An online guide to collectable cameras and related
Zeiss Ikon Contina I and II (folding)
The first model of Contina was the export model of the earlier Ikonta 35. It was a folding design with a
drop bed, and a self erecting front standard. It was knob advanced, an the film sprocket holes drive the
double exposure prevention. If you have one of these cameras, and you want to test the shutter, you
will need to open the back and trick the camera by advancing the sprocket wheel.
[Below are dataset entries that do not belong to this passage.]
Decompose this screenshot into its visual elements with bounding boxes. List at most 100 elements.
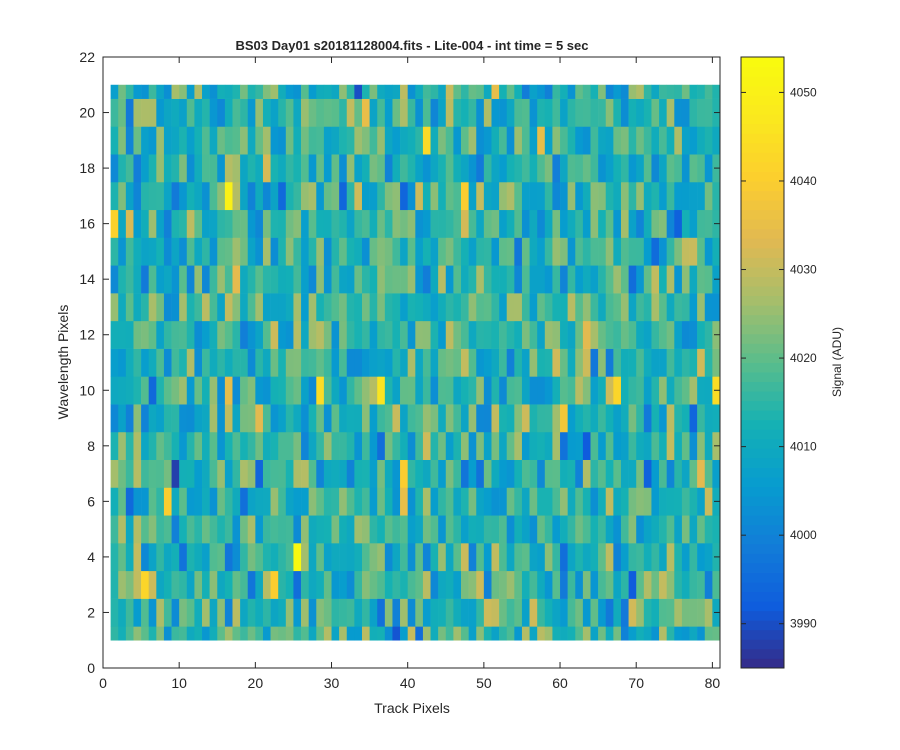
heatmap-cell (270, 543, 279, 572)
heatmap-cell (323, 431, 332, 460)
heatmap-cell (361, 376, 370, 405)
colorbar-label: Signal (ADU) (830, 327, 844, 397)
heatmap-cell (301, 570, 309, 599)
heatmap-cell (651, 376, 660, 405)
heatmap-cell (483, 154, 492, 183)
heatmap-cell (323, 515, 332, 544)
colorbar-segment (741, 171, 784, 182)
heatmap-cell (582, 459, 591, 488)
heatmap-cell (171, 237, 180, 266)
heatmap-cell (163, 98, 172, 127)
heatmap-cell (491, 404, 500, 433)
heatmap-cell (240, 84, 249, 99)
heatmap-cell (598, 84, 607, 99)
heatmap-cell (331, 376, 340, 405)
heatmap-cell (270, 459, 279, 488)
heatmap-cell (514, 348, 523, 377)
heatmap-cell (430, 209, 439, 238)
heatmap-cell (453, 154, 462, 183)
heatmap-cell (110, 376, 119, 405)
heatmap-cell (392, 181, 401, 211)
heatmap-cell (598, 598, 607, 627)
heatmap-cell (712, 404, 721, 433)
heatmap-cell (598, 431, 607, 460)
heatmap-cell (217, 459, 226, 488)
heatmap-cell (110, 181, 119, 211)
heatmap-cell (323, 265, 332, 294)
heatmap-cell (308, 487, 317, 516)
heatmap-cell (270, 126, 279, 155)
heatmap-cell (186, 487, 195, 516)
heatmap-cell (323, 376, 332, 405)
heatmap-cell (354, 84, 363, 99)
heatmap-cell (613, 376, 622, 405)
heatmap-cell (262, 154, 271, 183)
heatmap-cell (133, 293, 142, 322)
heatmap-cell (194, 209, 203, 238)
heatmap-cell (620, 515, 629, 544)
heatmap-cell (316, 126, 325, 155)
heatmap-cell (445, 98, 454, 127)
heatmap-cell (163, 237, 172, 266)
heatmap-cell (186, 376, 195, 405)
heatmap-cell (544, 515, 553, 544)
heatmap-cell (598, 404, 607, 433)
heatmap-cell (453, 515, 462, 544)
heatmap-cell (598, 209, 607, 238)
heatmap-cell (331, 84, 340, 99)
heatmap-cell (331, 98, 340, 127)
heatmap-cell (514, 598, 523, 627)
heatmap-cell (567, 376, 576, 405)
heatmap-cell (194, 376, 203, 405)
heatmap-cell (384, 265, 393, 294)
heatmap-cell (544, 598, 553, 627)
heatmap-cell (681, 570, 690, 599)
heatmap-cell (681, 626, 690, 641)
heatmap-cell (415, 431, 424, 460)
heatmap-cell (354, 431, 363, 460)
heatmap-cell (339, 181, 348, 211)
heatmap-cell (255, 320, 264, 349)
heatmap-cell (499, 515, 508, 544)
heatmap-cell (308, 376, 317, 405)
heatmap-cell (270, 348, 279, 377)
heatmap-cell (331, 570, 340, 599)
heatmap-cell (377, 626, 386, 641)
heatmap-cell (407, 431, 416, 460)
heatmap-cell (118, 570, 127, 599)
heatmap-cell (194, 84, 203, 99)
heatmap-cell (278, 515, 287, 544)
heatmap-cell (598, 320, 607, 349)
heatmap-cell (118, 209, 127, 238)
heatmap-cell (125, 626, 134, 641)
heatmap-cell (453, 265, 462, 294)
heatmap-cell (308, 181, 317, 211)
heatmap-cell (453, 626, 462, 641)
heatmap-cell (689, 237, 698, 266)
heatmap-cell (537, 598, 546, 627)
heatmap-cell (438, 598, 447, 627)
heatmap-cell (224, 181, 233, 211)
heatmap-cell (156, 209, 165, 238)
heatmap-cell (346, 376, 355, 405)
heatmap-cell (110, 154, 119, 183)
heatmap-cell (407, 320, 416, 349)
heatmap-cell (468, 487, 477, 516)
heatmap-cell (293, 543, 302, 572)
heatmap-cell (301, 598, 309, 627)
heatmap-cell (301, 487, 309, 516)
heatmap-cell (156, 515, 165, 544)
heatmap-cell (354, 487, 363, 516)
heatmap-cell (598, 98, 607, 127)
heatmap-cell (415, 543, 424, 572)
heatmap-cell (301, 126, 309, 155)
heatmap-cell (590, 459, 599, 488)
heatmap-cell (217, 181, 226, 211)
heatmap-cell (537, 487, 546, 516)
y-tick-label: 6 (87, 493, 95, 509)
heatmap-cell (361, 543, 370, 572)
heatmap-cell (575, 404, 584, 433)
heatmap-cell (681, 265, 690, 294)
heatmap-cell (697, 598, 706, 627)
heatmap-cell (240, 515, 249, 544)
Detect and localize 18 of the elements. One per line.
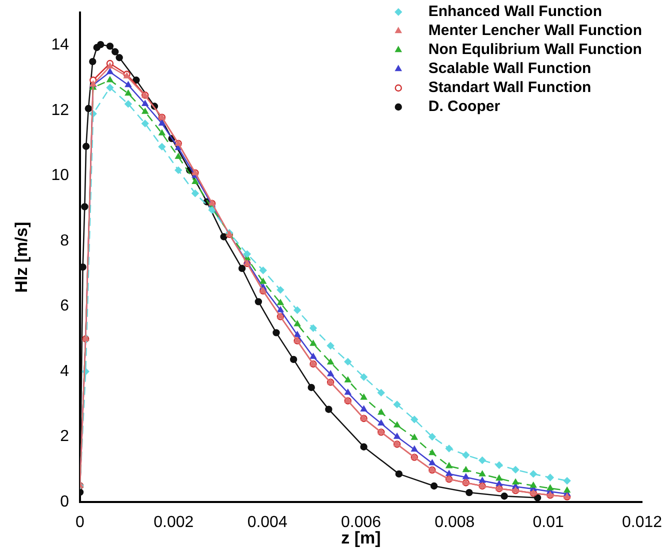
- legend-label: Enhanced Wall Function: [428, 3, 602, 20]
- legend-label: Non Equlibrium Wall Function: [428, 41, 642, 58]
- x-tick-label: 0.012: [622, 514, 662, 532]
- y-axis-title: Hlz [m/s]: [12, 222, 31, 293]
- y-tick-label: 10: [51, 167, 70, 184]
- y-tick-label: 6: [60, 298, 70, 315]
- y-tick-label: 12: [51, 102, 70, 119]
- y-tick-label: 14: [51, 36, 70, 54]
- legend-label: Menter Lencher Wall Function: [428, 22, 642, 40]
- x-tick-label: 0.002: [154, 514, 194, 532]
- x-tick-label: 0.008: [434, 514, 475, 532]
- y-tick-label: 0: [60, 493, 70, 510]
- y-tick-label: 4: [60, 362, 70, 380]
- y-tick-label: 2: [60, 428, 70, 446]
- y-tick-label: 8: [60, 232, 70, 250]
- x-tick-label: 0.004: [247, 514, 288, 532]
- x-tick-label: 0.01: [532, 514, 564, 532]
- x-tick-label: 0: [76, 514, 85, 532]
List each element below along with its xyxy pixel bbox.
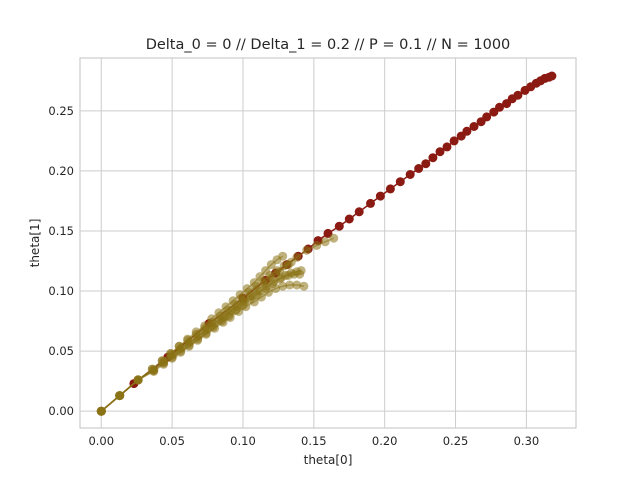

The Contina was initially available in two types. The Contina I (522/24) was the basic model, and had
no rangefinder or exposure meter. It was available with a 45/3.5 Novar in Prontor SV or a 45/2.8 Tessar
in Synchro Compur.
The Contina II (524/24) was the same as the Contina I, but with an uncoupled rangefinder. It was an
intermediate model between the Contina I, and the more expensive Contessa, which had both a meter
and coupled rangefinder. The lens and shutter combinations offered were the same as the Contina
Both cameras were introduced in 1952. The Contina II was dropped from the lineup in 1953, the
Contina I was discontinued in 1955.
These cameras, along with the Contessa, were competing with the popular Retina and Retinette lines,
built by Kodak AG. Ironically Kodak AG was originally founded as the Nagel Camerawerk by Dr. August
Nagel, a disgruntled former Zeiss employee.